I nod, but I don’t tell him that I love him, too. Maybe he’ll be back, maybe he won’t; my love won’t change what happens.
6
RONAN
Niamh is admiring herself in my bedroom mirror. She’s dressed in my father’s black mourning robe, and it should look weird, but Wendy’s taken it in so it fits, and Niamh wears it as though it were made especially for her. Usually I’d make a snarky comment, but I just watch her. “What do you think?” she asks.
I climb out of bed, pulling on the pants I left draped on the chair next to it. “I think I’d appreciate some privacy.”
“You should be up. I don’t know how you can sleep.” Today the ministers will pay their respects in the chamber. But that probably isn’t what Niamh means; ever since she found out our father died, she has spent all night in his bedroom, sobbing into the pillows. I let her grieve—someone should.
“You feeling better?” I ask.
“No, Ronan,” Niamh says. “Our dad is dead. I feel like crap.”
I stand behind her. My eyes in the mirror have dark circles beneath them. I look older than I did a week ago, which shouldn’t really surprise me.
I pull a sweater over my head and push my hair away from my eyes. Wendy bustles into the room with a tray.
“Morning,” she says.
“Hey,” I say. Niamh doesn’t bother looking at her. Wendy sidesteps Niamh, balancing the tray on her hip, and as she brushes past me, I have a feeling she wants to give me a hug. Wendy brought us up after our mother died and was the closest thing I had to a parent.
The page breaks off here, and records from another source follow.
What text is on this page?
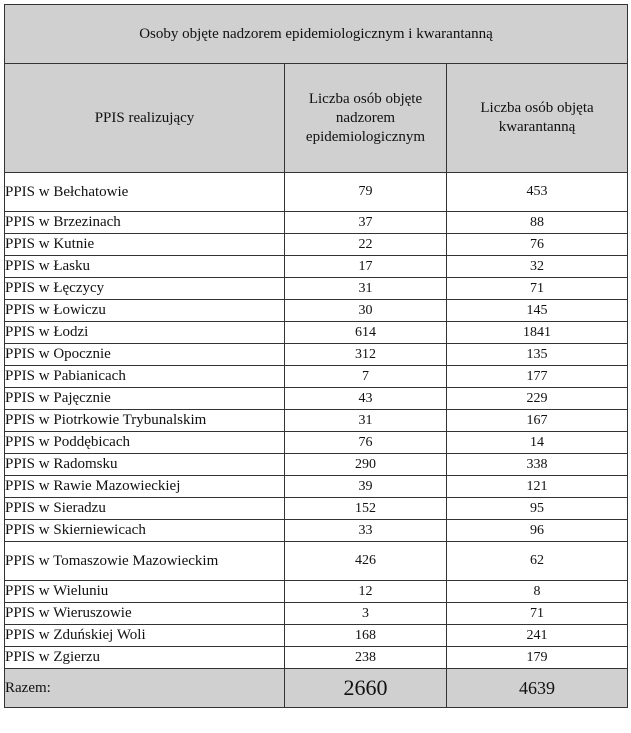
Osoby objęte nadzorem epidemiologicznym i kwarantanną		
PPIS realizujący	Liczba osób objęte nadzorem epidemiologicznym	Liczba osób objęta kwarantanną
PPIS w Bełchatowie	79	453
PPIS w Brzezinach	37	88
PPIS w Kutnie	22	76
PPIS w Łasku	17	32
PPIS w Łęczycy	31	71
PPIS w Łowiczu	30	145
PPIS w Łodzi	614	1841
PPIS w Opocznie	312	135
PPIS w Pabianicach	7	177
PPIS w Pajęcznie	43	229
PPIS w Piotrkowie Trybunalskim	31	167
PPIS w Poddębicach	76	14
PPIS w Radomsku	290	338
PPIS w Rawie Mazowieckiej	39	121
PPIS w Sieradzu	152	95
PPIS w Skierniewicach	33	96
PPIS w Tomaszowie Mazowieckim	426	62
PPIS w Wieluniu	12	8
PPIS w Wieruszowie	3	71
PPIS w Zduńskiej Woli	168	241
PPIS w Zgierzu	238	179
Razem:	2660	4639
But my father didn’t want her trying to replace my mother, so she stopped cuddling us. Maybe my father threatened her, and I was too shy to admit that a hug now and then would have been all right.
Wendy puts the tray on the dresser. “Toast and tea,” she tells me. “Have it while it’s hot.” On her way out, she stops in front of Niamh. “You look lovely.”
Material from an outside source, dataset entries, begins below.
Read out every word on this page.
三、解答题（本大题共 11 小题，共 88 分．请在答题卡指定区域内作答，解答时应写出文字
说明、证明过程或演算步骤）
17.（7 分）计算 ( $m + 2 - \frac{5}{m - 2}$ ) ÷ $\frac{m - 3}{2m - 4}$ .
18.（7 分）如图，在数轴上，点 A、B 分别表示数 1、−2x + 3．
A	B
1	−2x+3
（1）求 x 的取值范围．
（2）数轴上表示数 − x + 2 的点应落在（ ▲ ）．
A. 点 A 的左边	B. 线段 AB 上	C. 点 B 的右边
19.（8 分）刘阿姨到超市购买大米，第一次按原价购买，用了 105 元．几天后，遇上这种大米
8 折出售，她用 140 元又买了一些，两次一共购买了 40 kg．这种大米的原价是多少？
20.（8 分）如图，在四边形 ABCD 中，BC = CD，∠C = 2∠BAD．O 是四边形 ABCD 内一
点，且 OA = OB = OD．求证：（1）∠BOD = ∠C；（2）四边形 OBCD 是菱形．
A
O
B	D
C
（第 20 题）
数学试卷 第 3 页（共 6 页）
Niamh shrugs. “I know,” she says, though Wendy is already out of the room. “And it would be nice if you made some effort too, Ronan.”
“Give me a minute’s peace, and I will,” I say.
“Well, we leave in ten minutes, so hurry up.” She blows me a theatrical kiss and sweeps out of the room.
Niamh and I make our way up the marble pathway to the senate. The whole area’s been cordoned off and stewards are lining the streets to prevent anything from kicking off, though the pod’s been pretty quiet since everyone was anesthetized. No one’s interested in challenging the Ministry now—not when consciousness depends on compliance. I turn to Niamh, about to reassure her, but she has her head up and eyes fixed on the entrance. She doesn’t look one bit afraid. So why am I?
The antique wooden doors to the senate swing inward and a group of stewards bows. A dimly lit lobby ends in a broad, winding staircase. “Ms. Knavery. Mr. Knavery,” the stewards mutter, each one bending lower than the last.